Graham Hughes Graham Hughes / La Presse Canadienne

MONTRÉAL — Témoignant de la tradition montréalaise d’excellence dans le secteur de l’intelligence artificielle, le géant américain Google investit 4,5 millions $ sur trois ans dans l’Institut des algorithmes d’apprentissage de Montréal.

La métropole québécoise s’est taillé une réputation de leader mondial dans ce secteur, grâce au travail de pionniers comme le professeur Yoshua Bengio, de l’Université de Montréal, qui a attiré à son institut les plus brillants esprits jonglant avec ces technologies, et le financement des plus grandes entreprises.

En plus de son investissement, Google crée aussi un groupe de recherche sur l’intelligence artificielle à ses propres bureaux de Montréal.

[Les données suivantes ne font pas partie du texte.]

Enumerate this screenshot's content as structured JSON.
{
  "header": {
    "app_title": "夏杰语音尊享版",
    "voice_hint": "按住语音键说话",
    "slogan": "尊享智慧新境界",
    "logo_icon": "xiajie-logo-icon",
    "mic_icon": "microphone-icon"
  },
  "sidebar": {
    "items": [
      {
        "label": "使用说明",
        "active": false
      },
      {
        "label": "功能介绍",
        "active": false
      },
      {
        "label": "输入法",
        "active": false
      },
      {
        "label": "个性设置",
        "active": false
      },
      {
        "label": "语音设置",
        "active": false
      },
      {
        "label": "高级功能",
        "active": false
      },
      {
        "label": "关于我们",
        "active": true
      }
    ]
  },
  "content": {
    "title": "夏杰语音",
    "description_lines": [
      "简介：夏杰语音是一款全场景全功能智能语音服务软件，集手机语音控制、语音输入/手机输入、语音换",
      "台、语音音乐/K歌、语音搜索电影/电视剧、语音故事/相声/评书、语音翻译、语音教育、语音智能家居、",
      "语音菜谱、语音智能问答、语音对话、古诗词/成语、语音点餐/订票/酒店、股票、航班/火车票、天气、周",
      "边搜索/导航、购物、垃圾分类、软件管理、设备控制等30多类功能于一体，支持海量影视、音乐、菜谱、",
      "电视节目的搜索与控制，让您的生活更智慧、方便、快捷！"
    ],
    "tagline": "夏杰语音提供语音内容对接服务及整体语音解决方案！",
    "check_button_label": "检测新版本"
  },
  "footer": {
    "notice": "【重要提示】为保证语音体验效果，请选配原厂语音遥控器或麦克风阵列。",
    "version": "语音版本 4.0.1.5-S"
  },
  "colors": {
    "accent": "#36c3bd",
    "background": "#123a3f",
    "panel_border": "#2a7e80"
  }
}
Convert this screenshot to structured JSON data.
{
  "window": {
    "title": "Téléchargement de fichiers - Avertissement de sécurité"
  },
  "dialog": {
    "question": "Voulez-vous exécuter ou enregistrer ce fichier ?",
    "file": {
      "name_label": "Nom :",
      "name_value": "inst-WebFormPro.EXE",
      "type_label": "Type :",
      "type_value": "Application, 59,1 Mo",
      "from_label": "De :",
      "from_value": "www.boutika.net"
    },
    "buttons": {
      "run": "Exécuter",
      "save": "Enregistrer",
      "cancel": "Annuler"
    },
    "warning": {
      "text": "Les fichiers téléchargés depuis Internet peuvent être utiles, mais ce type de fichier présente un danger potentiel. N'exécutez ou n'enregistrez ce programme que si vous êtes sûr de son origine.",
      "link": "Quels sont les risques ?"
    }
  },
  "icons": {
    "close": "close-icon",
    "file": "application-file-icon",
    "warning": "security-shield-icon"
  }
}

Le gouvernement fédéral a annoncé récemment un investissement de plus de 200 millions $ dans trois universités montréalaises afin de créer un pôle d’innovation et d’apprentissage dans le secteur de l’intelligence artificielle et des mégacentres de données.

Shibl Mourad, directeur du génie informatique aux bureaux montréalais de Google, explique que l’entreprise espère en effet participer à cet effort visant à faire de Montréal un «super pôle» de l’intelligence artificielle, qui attirera des investisseurs privés, soutiendra la recherche et produira des entreprises en démarrage.

Le professeur Bengio espère que les investissements annoncés à Montréal permettront d’endiguer l’exode de cerveaux dans ce secteur. Il se réjouit d’ailleurs qu’Hugo Larochelle, Montréalais d’origine, revienne chez lui pour diriger le nouveau groupe de recherche sur l’intelligence artificielle chez Google. M. Bengio aimerait aussi que des chercheurs de partout dans le monde viennent s’installer à Montréal.

Cette réputation montréalaise d’innovation et d’excellence, selon M. Mourad, est attribuable en bonne partie au professeur Bengio et à ses collègues, dont les travaux depuis une dizaine d’années ont procuré à Montréal une avance indéniable sur ses concurrents.

N’eût été l’engagement personnel de ces chercheurs, qui y ont consacré 10 ans de leur vie, «on ne serait pas rendus là aujourd’hui», estime M. Mourad.

Le laboratoire dirigé par le professeur Bengio est l’un des plus importants dans le monde à se consacrer à l’«apprentissage profond», l’un des fondements de l’intelligence artificielle. Depuis dix ans, ces chercheurs ont découvert qu’en créant plusieurs couches de «réseaux neuraux», on cherche à imiter le fonctionnement du cerveau humain. Les programmes informatiques peuvent alors «apprendre» eux-mêmes à résoudre des problèmes complexes: en analysant une grande quantité de cas, le programme peut ensuite identifier des tendances.

Cette recherche fondamentale a permis ensuite des percées, notamment dans des programmes de traduction automatique, d’assistance personnelle, de caméras «intelligentes» et de véhicules sans conducteur, indique le professeur Bengio.

«Un jour, on n’aura qu’à communiquer avec l’ordinateur et il comprendra ce qu’on veut, ce dont on a besoin», explique-t-il.

L’intelligence artificielle offre aussi des applications intéressantes en médecine, notamment pour analyser les énormes quantités d’information contenue dans le génome humain.